Part of commenting required by metrics may be enforced with javadoc requirements (e.g. a javadoc string per method, etc).

Assertions

[An alternative to runtime checkers are assertions. They allow to check functions' preconditions and postconditions (and more) at runtime.]

In Java, assertions are typically replaced by argument checking and possibly throwing IllegalArgumentExceptions or other RuntimeExceptions. These are easy to use, since they do not require to be declared in the function's signature.

Runtime checkers

The runtime checkers that check for array boundaries, dynamic data boundaries, missing memory deallocation, function/system calls with bad arguments, etc., are typically not needed in Java, since most of this is caught explicitly by the Java runtime environment, which of course makes Java per se more robust.

Code complexity

[One of the aims of coding guidelines may be to keep code complexity as low as possible (complex meaning: hard to read, error prone).]

The object oriented design approach is one means to do this.

The thorough use of fine-granular methods, possibly by implementing many small Java interfaces, may lead to more readable and more robust implementations. Further, this approach tends to produce more (and possibly better) abstractions, which further enhances code quality.

Nested expressions

Java is, as C, an orthogonal language which allows to chain and nest expressions, with the known problems: code can become unreadable, source code debugging does not show intermediate data, etc.. Therefore, nested expressions should be avoided in both languages.
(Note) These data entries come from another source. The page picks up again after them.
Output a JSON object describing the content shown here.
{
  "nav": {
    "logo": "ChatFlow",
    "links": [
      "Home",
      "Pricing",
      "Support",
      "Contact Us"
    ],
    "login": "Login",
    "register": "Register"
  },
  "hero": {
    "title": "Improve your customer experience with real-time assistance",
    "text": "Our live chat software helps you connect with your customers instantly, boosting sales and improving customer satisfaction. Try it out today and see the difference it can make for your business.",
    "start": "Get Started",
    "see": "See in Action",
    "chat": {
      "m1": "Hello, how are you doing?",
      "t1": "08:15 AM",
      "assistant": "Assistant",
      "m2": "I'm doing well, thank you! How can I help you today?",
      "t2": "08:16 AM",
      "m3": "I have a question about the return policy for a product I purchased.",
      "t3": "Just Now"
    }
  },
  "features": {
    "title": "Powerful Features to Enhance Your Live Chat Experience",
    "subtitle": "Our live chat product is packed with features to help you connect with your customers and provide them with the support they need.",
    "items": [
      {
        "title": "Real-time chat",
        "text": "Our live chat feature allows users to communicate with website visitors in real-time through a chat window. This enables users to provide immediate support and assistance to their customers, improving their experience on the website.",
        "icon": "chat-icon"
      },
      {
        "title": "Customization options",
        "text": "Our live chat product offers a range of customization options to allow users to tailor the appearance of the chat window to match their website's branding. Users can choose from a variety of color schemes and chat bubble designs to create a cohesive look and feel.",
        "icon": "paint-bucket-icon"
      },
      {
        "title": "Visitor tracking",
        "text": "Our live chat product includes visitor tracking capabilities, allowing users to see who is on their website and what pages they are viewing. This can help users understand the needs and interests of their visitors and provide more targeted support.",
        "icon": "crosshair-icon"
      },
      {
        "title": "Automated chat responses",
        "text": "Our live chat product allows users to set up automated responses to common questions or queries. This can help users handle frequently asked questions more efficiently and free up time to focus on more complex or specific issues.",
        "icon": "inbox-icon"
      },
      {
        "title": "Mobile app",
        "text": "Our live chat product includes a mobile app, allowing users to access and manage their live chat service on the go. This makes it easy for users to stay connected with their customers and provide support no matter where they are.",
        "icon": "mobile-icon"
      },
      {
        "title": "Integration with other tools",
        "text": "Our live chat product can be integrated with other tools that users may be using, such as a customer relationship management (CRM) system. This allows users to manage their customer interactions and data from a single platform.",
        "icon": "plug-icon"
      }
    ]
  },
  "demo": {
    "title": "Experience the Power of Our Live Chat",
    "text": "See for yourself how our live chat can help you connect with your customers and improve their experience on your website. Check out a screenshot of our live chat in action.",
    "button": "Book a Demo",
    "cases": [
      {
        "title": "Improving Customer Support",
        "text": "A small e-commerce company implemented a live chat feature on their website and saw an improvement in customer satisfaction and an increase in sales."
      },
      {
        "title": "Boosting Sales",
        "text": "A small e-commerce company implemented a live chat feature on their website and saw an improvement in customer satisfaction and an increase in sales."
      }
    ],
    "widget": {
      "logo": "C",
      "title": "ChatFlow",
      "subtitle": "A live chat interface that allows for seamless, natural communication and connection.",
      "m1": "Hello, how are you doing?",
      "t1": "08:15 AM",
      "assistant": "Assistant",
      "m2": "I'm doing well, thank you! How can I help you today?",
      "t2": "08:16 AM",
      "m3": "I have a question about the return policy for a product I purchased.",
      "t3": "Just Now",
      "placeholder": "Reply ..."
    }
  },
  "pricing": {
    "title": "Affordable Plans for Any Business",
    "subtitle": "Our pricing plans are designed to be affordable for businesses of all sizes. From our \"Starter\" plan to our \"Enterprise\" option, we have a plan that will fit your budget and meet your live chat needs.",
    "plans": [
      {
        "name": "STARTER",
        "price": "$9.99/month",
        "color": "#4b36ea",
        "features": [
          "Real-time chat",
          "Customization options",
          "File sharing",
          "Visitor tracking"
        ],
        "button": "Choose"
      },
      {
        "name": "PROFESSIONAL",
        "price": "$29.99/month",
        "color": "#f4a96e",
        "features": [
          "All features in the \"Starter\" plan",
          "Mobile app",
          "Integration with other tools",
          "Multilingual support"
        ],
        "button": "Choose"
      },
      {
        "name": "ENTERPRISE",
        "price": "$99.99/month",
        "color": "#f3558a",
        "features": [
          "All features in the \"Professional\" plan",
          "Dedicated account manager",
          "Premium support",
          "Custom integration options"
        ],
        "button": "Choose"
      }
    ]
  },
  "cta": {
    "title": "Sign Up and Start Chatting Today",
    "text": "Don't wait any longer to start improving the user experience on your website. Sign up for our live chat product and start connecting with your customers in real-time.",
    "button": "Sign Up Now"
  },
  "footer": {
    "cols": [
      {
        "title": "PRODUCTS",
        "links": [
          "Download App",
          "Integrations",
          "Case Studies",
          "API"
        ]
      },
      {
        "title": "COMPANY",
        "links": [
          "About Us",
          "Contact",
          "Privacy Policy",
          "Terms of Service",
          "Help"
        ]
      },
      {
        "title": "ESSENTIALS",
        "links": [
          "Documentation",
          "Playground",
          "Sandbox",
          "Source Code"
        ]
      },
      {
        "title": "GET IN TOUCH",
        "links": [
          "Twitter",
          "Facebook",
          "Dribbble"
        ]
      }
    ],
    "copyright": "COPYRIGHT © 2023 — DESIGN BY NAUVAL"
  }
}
[Temporary variables should not be avoided in order to enhance performance. Temporary variables can be optimized away by the compiler.]

Redundancy

[Code fragments should not be repeated. Redundant code is harder to maintain and increases the probability of introducing defects.]

[Implementing more general functions/classes might be considered instead.]

Determinism

[Deterministic code should be written. Searching for bugs that show non-deterministic symptoms is an unpleasant task, at best.]

C's explicit initialization of variables or buffers may be replaced by Java's implicit initialization.

The often used null assignment to freed C pointers of course has another semantic in Java. Java does not require to explicitly free memory (since it is garbage collected), however, explicit release of object references is needed to let the objects be released (garbage collected).

Modularity

[Modularity is an important key for code maintainability and handling complexity.]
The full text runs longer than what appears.